The agency said its plan is intended to promote participation in the census, which will improve accuracy in the 2010 results.
The census is linked to employment because more than $300 billion in federal funds are distributed every year based on the results of the survey.
The money is used to support local services including schools, law enforcement and transportation.
Though not technically a stimulus operation, the upcoming Census 2010 population count will employ 1.4 million people as it prepares to mail forms in March. Once forms are mailed, staffers spend months visiting people who don't have addresses, following up with those who don't mail back their forms and resolving paperwork errors.
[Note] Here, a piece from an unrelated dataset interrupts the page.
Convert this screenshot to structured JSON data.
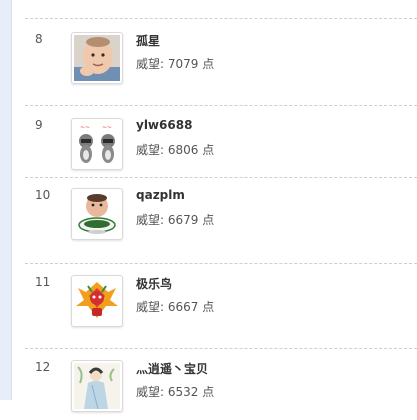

The agency expects 50 million households won't respond to the initial mailing. It plans to rent 350 local offices, and it will spend $212 million in advertising to urge people to return their forms.
Census 2010 is the most expensive in the almost 220-year history of the population count, projected to cost $14 billion. The bureau must deliver the population count to the president on Dec. 31, 2010..
The planned investments "will improve our ability to conduct an accurate census and will create thousands ofgood-paying jobs," Commerce Secretary Gary Locke said in a release. He didn't specify the number of jobs.
"A successful census is critical for ensuring that communities have proper representation and the resources needed," Locke added.
The Census Bureau's proposal includes investing $250 million in "partnership and outreach efforts to minority communities and hard-to-reach populations," the release said.
The remaining $750 million will be used for early 2010 Census operations to reduce operational costs.
Highlights from the plan include the $30 million Coverage Follow-Up program, which creates positions as telephone interviewers who can contact households that may have listed an incorrect number of people living in their
The Partnership Program Enhancement, proposed at $120 million, focuses on hard-to-count communities and will attempt to reduce the number of communities that historically have been undercounted.